Regarding the last point, he cautioned that “[a] company’s retention of culpable employees in positions where they can repeat that conduct, impede a company’s internal investigation and cooperation, or influence employees who may be called upon to testify against them, raises serious questions and concerns about the company’s commitment to effective antitrust compliance.”
Mr. Snyder warned that the mere existence of a compliance program will not result in a company’s avoiding criminal antitrust charges and that the Division will not necessarily recommend that companies receive credit at sentencing simply for having a preexisting compliance program. He stated, however, that companies that can show they adopted or strengthened existing compliance programs may avoid probation. He also explained that the Division is “actively considering ways in which [it] can credit companies that proactively adopt or strengthen compliance programs after coming under investigation,” and although the Division’s policy is not finalized, “any crediting of compliance will require a company to demonstrate that its program or improvements are more than just a façade.”
Best practices have always dictated that a company should establish, implement, and regularly review and update a compliance program. This is especially true in the current enforcement environment. The risk of detection and punishment is significant, and dozens of countries are aggressively pursuing cartel enforcement and working together to detect and punish cartel activity. All companies should review their compliance programs and ensure that they contain the following elements, at a minimum:
- Active support from the company’s senior executives and board of directors. Senior management should be fully knowledgeable about the organization’s compliance efforts, provide the necessary resources and assign the right people to oversee those efforts, and ensure that the program is successfully implemented and monitored.
- An education and training program for all executives and managers, as well as employees with sales and pricing responsibilities.

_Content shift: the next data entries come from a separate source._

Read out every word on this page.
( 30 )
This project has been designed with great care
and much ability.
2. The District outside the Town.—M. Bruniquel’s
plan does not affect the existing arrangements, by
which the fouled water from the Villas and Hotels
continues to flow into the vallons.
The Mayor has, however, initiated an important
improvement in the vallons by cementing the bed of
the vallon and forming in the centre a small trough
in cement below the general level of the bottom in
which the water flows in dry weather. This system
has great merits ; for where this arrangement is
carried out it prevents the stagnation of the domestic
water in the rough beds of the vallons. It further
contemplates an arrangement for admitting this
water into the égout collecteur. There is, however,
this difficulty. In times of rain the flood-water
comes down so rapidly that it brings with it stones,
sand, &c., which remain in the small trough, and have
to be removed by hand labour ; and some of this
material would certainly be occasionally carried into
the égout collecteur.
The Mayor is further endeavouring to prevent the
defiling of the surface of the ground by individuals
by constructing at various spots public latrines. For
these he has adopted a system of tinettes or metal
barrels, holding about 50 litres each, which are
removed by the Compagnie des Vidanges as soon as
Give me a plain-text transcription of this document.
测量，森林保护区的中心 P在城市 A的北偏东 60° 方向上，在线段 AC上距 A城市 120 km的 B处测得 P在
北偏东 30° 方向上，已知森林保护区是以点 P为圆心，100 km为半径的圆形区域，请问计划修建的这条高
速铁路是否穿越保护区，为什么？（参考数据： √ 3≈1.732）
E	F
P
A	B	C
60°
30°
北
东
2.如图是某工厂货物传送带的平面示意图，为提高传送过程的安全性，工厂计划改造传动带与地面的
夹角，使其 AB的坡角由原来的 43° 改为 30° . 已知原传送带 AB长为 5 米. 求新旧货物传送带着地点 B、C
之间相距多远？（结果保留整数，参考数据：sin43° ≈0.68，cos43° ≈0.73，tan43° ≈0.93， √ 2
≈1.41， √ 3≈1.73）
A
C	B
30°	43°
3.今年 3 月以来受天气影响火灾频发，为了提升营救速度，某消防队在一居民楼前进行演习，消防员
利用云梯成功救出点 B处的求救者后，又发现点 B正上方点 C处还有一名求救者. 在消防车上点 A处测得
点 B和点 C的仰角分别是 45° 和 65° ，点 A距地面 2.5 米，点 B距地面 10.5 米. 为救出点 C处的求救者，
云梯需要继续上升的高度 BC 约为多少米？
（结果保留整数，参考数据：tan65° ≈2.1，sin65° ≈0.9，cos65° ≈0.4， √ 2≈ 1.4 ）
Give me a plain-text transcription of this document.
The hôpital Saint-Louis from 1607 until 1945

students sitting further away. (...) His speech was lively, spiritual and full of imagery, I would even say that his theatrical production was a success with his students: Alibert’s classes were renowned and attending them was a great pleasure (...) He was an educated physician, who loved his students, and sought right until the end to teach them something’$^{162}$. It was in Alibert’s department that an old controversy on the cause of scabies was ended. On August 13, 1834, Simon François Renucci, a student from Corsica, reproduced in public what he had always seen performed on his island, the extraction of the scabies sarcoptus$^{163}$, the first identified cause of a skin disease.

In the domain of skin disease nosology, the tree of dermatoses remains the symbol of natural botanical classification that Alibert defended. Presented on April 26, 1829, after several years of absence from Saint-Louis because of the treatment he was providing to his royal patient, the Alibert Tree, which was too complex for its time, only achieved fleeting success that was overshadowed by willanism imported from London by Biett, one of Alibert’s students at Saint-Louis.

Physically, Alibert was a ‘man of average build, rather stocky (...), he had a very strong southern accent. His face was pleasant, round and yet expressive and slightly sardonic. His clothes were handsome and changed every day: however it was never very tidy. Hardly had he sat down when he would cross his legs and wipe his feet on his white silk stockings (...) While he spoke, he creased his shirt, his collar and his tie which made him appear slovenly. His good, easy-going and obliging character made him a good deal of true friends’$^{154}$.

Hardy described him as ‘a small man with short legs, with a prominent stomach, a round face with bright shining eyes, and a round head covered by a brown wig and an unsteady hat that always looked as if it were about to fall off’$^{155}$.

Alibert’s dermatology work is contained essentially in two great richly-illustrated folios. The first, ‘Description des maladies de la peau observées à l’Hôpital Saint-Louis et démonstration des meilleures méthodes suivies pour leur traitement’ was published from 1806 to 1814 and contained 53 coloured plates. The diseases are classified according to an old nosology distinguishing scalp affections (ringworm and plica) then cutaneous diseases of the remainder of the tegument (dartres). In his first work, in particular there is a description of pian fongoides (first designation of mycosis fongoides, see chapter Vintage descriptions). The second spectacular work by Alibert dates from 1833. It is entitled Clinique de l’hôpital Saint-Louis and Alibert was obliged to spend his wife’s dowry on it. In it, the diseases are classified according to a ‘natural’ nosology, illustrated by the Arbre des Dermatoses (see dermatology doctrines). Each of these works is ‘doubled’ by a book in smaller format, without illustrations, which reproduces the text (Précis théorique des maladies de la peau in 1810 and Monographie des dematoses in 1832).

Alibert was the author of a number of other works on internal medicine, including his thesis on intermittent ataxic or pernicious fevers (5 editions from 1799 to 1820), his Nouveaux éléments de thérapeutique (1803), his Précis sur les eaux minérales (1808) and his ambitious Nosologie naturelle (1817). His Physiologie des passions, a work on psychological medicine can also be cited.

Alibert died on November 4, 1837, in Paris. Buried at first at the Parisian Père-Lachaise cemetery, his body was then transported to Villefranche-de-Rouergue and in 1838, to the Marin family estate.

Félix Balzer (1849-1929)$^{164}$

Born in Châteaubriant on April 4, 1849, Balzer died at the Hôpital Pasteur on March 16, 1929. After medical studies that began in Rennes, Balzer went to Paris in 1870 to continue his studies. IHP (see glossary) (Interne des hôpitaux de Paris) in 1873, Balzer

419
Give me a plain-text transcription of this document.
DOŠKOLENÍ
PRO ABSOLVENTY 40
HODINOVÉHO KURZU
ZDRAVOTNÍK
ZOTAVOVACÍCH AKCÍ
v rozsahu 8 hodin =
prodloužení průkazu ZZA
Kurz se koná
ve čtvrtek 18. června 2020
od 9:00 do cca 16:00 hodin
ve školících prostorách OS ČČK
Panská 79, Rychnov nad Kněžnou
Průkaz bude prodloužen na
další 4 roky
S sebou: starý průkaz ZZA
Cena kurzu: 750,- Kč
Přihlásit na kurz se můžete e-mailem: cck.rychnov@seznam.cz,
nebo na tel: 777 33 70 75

- An anonymous reporting system that allows all members of the organization to report and/or seek guidance about potential or actual criminal violations without fear of retaliation.
- Proactive monitoring of any at-risk activities, such as joint ventures with competitors or industry meetings. This may include the presence of antitrust counsel at meetings where competitors will be present or the performance of regular antitrust audits.
- Regular review and evaluation of the company’s compliance program.
- Disciplinary action for employees who engage in illegal conduct.
Companies that come under investigation for antitrust violations will be best served by taking a hard look at their preexisting compliance programs. Once misconduct is discovered, even if it is not yet disclosed to an enforcement authority, the company should take proactive steps to strengthen and improve its compliance program and should carefully consider how it disciplines culpable individuals. Antitrust counsel should be consulted and all actions taken by the company should be well documented. Should the company eventually be charged, these proactive measures can help avoid the burdens of corporate probation.
 USSC Guidelines Manual, Section 8D.1.1(a)(3).
 USSC Guidelines Manual, Section 8D.1.1(a)(6).
 USSC Guidelines Manual, Section 8D.1.2.